Look, there’s no denying it. We are in the middle of a major climate crisis. It’s not something we can just ignore and hope will get better. Just look at the last few years — the unprecedented wildfires in California, Washington State, Montana, and Oregon. The heat levels. The rising water levels off the Jersey shore. The constant tornadoes off the southern coasts — and Hurricane Ida here a few weeks ago. This is not a Republican or Democrat issue, it’s not a red or blue issue — it is simply the reality we are facing and something we must address — it’s an issue that affects every American.  Our planet, their health, and our economy.  I mean, every time we have a storm or a fire, it’s costing insurers, taxpayers, small businesses, and families a fortune. People lose their homes, their businesses, communities literally burn to the ground or flood out. It’s on the rivers. It’s on the oceans. It’s at the Jersey shore and on the banks of the Passaic River. 

The cost of inaction on climate change is incalculable. 

That’s what brings us here today: we are on the verge of taking historic action in our fight against climate change in both the Bipartisan Infrastructure Bill, which passed the Senate with 69 votes in August and is ready for a vote in the House, and the reconciliation package, which we’re continuing to work on. 

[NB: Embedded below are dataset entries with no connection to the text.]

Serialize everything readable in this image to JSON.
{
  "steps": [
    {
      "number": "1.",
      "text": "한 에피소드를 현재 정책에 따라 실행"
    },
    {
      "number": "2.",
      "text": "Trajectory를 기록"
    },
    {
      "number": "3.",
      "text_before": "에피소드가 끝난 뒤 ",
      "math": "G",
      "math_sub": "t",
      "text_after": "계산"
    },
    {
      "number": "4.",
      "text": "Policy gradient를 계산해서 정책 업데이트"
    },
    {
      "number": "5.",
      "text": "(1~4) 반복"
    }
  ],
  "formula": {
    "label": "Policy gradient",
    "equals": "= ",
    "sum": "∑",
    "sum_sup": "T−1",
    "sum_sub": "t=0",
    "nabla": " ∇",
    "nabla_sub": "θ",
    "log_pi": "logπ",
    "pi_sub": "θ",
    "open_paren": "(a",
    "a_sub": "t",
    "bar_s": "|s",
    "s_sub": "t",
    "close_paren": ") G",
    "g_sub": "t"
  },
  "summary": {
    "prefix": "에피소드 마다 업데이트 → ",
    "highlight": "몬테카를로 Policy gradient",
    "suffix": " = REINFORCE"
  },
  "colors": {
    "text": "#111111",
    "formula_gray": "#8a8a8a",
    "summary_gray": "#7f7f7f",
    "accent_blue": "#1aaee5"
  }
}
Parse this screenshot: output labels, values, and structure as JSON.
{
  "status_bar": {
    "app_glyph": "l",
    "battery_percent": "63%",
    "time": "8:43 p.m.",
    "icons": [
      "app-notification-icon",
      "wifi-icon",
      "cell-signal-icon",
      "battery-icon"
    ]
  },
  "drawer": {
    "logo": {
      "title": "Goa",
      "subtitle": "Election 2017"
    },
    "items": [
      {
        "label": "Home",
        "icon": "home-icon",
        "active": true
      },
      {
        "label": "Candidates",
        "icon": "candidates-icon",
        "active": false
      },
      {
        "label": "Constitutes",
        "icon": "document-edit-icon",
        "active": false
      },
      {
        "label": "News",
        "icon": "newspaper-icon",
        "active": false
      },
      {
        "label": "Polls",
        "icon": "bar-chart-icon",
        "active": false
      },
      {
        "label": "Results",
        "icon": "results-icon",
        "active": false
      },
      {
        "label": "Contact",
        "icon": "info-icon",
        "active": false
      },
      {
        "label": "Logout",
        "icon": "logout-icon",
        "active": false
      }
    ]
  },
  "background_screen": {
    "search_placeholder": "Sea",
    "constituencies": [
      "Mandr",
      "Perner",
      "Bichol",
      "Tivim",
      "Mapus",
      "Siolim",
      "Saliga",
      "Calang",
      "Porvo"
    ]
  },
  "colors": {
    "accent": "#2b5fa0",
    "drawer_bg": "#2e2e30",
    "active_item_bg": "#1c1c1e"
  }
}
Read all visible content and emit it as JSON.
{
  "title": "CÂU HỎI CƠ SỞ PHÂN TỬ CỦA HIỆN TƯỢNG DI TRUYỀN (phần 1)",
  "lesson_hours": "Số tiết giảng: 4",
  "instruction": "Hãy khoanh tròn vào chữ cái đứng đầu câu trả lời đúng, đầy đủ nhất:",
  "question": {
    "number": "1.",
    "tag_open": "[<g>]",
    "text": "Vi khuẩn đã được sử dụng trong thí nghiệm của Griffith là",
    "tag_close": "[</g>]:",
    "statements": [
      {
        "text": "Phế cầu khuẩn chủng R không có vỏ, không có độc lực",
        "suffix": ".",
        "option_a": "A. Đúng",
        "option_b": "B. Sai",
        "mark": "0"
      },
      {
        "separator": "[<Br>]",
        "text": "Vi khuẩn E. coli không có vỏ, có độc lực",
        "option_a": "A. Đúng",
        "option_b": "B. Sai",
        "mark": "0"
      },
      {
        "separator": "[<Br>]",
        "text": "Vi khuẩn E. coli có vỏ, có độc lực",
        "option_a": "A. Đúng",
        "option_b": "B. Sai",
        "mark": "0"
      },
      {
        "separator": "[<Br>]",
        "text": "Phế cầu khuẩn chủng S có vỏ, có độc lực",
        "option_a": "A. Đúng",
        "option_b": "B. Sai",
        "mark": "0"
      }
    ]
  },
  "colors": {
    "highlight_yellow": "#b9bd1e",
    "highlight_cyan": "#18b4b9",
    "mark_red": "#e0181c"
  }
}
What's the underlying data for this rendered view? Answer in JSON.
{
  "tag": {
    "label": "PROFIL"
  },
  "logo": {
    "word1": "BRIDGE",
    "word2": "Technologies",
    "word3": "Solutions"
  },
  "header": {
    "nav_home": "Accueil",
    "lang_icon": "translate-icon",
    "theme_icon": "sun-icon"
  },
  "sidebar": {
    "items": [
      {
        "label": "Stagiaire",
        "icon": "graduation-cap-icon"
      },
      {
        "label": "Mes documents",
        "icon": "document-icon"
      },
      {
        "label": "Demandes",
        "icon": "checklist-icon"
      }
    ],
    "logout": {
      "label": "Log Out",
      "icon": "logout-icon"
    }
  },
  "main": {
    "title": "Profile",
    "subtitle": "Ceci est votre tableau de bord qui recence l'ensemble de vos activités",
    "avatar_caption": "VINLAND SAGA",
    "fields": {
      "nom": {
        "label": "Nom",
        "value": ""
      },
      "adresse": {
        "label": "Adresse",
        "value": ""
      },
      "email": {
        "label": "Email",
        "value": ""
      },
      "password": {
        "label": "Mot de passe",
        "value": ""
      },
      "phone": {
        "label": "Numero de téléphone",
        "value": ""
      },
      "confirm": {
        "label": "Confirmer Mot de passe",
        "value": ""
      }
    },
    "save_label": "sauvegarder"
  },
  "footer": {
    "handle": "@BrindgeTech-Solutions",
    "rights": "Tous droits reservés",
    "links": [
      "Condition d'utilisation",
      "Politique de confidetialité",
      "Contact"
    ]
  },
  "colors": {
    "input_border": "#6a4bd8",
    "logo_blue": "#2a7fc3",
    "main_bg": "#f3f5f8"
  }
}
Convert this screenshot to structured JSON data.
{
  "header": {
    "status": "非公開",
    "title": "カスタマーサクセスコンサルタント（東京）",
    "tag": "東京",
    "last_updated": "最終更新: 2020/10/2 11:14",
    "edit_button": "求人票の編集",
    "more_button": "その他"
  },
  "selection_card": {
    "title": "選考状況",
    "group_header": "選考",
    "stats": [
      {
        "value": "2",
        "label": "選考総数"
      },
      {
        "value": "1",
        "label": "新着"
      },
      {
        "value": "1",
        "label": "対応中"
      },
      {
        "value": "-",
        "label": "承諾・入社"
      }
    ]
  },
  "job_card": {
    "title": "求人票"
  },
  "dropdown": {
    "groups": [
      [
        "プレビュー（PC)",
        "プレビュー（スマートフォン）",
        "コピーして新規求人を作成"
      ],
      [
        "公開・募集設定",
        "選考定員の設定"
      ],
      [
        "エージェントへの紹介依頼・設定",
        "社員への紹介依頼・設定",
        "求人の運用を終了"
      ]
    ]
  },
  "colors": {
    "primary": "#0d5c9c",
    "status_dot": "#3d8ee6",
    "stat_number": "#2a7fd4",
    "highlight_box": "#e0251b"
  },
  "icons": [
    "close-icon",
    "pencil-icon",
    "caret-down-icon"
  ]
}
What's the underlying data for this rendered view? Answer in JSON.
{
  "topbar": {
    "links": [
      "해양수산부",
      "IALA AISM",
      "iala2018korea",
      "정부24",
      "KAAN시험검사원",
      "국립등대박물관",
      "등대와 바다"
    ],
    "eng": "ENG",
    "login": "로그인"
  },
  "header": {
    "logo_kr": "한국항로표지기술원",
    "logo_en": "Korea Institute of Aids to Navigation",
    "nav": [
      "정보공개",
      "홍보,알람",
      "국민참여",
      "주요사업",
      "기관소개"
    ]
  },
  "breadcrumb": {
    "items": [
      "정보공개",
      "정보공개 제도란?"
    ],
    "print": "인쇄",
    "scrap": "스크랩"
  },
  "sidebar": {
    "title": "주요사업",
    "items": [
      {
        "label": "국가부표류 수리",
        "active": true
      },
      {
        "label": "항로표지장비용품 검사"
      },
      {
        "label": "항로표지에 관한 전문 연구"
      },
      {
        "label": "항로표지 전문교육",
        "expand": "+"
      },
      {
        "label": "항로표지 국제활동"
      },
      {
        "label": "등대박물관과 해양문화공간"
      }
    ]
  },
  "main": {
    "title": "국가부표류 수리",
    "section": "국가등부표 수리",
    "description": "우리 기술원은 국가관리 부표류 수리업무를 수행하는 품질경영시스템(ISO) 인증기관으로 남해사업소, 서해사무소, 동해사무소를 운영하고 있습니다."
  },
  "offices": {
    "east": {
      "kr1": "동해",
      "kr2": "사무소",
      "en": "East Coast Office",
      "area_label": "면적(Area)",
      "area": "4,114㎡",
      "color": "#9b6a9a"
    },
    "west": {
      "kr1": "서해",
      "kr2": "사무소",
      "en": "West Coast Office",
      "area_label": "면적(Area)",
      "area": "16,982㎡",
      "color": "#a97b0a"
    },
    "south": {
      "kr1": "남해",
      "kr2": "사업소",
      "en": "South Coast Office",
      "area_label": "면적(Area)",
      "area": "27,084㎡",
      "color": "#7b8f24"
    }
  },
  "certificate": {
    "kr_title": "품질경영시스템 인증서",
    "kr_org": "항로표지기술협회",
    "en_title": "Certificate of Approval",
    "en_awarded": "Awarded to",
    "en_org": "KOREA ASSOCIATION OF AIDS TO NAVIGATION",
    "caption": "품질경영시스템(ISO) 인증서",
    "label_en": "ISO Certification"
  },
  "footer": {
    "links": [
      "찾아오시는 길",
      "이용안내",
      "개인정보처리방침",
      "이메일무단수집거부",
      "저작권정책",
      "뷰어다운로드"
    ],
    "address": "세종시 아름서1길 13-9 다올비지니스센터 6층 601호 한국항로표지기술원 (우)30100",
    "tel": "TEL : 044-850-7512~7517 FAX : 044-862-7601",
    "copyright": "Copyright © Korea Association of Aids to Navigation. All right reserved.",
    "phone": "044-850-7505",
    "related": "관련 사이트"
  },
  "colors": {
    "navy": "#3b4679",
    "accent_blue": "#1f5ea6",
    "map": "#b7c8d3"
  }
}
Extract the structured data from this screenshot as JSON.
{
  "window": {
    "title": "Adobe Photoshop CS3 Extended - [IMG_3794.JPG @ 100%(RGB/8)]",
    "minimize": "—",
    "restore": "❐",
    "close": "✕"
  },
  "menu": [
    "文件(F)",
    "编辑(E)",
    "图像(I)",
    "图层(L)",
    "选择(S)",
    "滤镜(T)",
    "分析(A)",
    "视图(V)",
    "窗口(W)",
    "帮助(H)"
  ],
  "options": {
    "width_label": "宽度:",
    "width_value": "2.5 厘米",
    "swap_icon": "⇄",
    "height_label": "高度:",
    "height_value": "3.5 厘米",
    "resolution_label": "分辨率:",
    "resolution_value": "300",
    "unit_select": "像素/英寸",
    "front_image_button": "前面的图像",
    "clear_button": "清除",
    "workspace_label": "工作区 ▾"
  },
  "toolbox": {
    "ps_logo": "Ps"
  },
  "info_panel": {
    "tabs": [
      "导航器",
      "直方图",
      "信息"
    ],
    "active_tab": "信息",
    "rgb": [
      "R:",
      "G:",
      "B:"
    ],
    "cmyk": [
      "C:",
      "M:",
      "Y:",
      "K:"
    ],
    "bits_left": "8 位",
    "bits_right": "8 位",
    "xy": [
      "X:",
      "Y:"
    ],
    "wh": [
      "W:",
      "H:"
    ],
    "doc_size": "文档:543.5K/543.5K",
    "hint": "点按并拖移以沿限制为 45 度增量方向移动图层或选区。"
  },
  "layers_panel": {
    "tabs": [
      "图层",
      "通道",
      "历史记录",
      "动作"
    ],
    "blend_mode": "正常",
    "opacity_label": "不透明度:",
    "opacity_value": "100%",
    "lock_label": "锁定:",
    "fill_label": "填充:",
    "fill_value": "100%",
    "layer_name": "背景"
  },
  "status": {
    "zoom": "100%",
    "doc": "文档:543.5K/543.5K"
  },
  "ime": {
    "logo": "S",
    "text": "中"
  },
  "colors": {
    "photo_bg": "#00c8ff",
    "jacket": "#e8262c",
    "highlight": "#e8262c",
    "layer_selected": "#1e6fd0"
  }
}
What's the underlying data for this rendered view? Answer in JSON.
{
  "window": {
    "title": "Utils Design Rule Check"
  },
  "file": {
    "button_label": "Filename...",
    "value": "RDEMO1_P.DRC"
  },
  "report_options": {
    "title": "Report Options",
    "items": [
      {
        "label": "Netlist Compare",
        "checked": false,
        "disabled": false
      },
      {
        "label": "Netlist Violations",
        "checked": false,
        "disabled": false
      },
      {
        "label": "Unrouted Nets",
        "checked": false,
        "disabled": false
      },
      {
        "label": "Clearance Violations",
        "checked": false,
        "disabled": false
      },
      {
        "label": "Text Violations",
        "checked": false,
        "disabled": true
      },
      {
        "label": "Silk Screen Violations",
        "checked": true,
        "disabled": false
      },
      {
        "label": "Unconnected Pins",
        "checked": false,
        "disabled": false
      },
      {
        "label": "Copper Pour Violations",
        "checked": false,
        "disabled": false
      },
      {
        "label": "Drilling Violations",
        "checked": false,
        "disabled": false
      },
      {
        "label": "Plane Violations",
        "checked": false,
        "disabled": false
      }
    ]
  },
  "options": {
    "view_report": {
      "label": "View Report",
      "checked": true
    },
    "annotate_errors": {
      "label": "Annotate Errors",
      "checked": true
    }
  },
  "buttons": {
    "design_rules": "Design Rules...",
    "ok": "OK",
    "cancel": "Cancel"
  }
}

First, we must pass the Bipartisan Infrastructure Bill, which includes key provisions to combat climate change and boost climate resiliency — and that’s just one part of why it’s so important that we get this to the President’s desk without delay. 

In fact, as we just talked about, this bill will be the largest investment in clean energy transmission and Electric Vehicle infrastructure, including the power grid, in history — helping ensure clean air and water for future generations, and helping make it possible for more of our families to move over to Electric Vehicles. 

You don’t want to have to worry about whether there will be a charger wherever you have to park, and — because of that uncertainty — long drives can be difficult. This bipartisan bill will help fix that, help us fight climate change, and help us ensure clean air for generations to come. 

This bill will also be the largest investment in climate resiliency in American history. Our changing climate is making storms like Hurricane Ida even worse, and it’s laying bare just how weak and deteriorated our aging infrastructure really is. This time around, historic levels of flooding caused massive damage, roads were washed away, with damage here in Oradell and nearby in Lodi and Hackensack; power was knocked out for so many residents and businesses, bridges nearly floated away, and hundreds of thousands were put on boil advisories. 

The bipartisan infrastructure bill will also invest in our Superfund clean-ups, which is key here in New Jersey. Because, while we are fortunate to have a beautiful landscape filled with a broad coastline, lakes, and parks, unfortunately, with the densest population in the nation, we also have a history of pollution. New Jersey has the most superfund sites in the country. I was just in Secaucus urging that we clean up the lower Hackensack river.   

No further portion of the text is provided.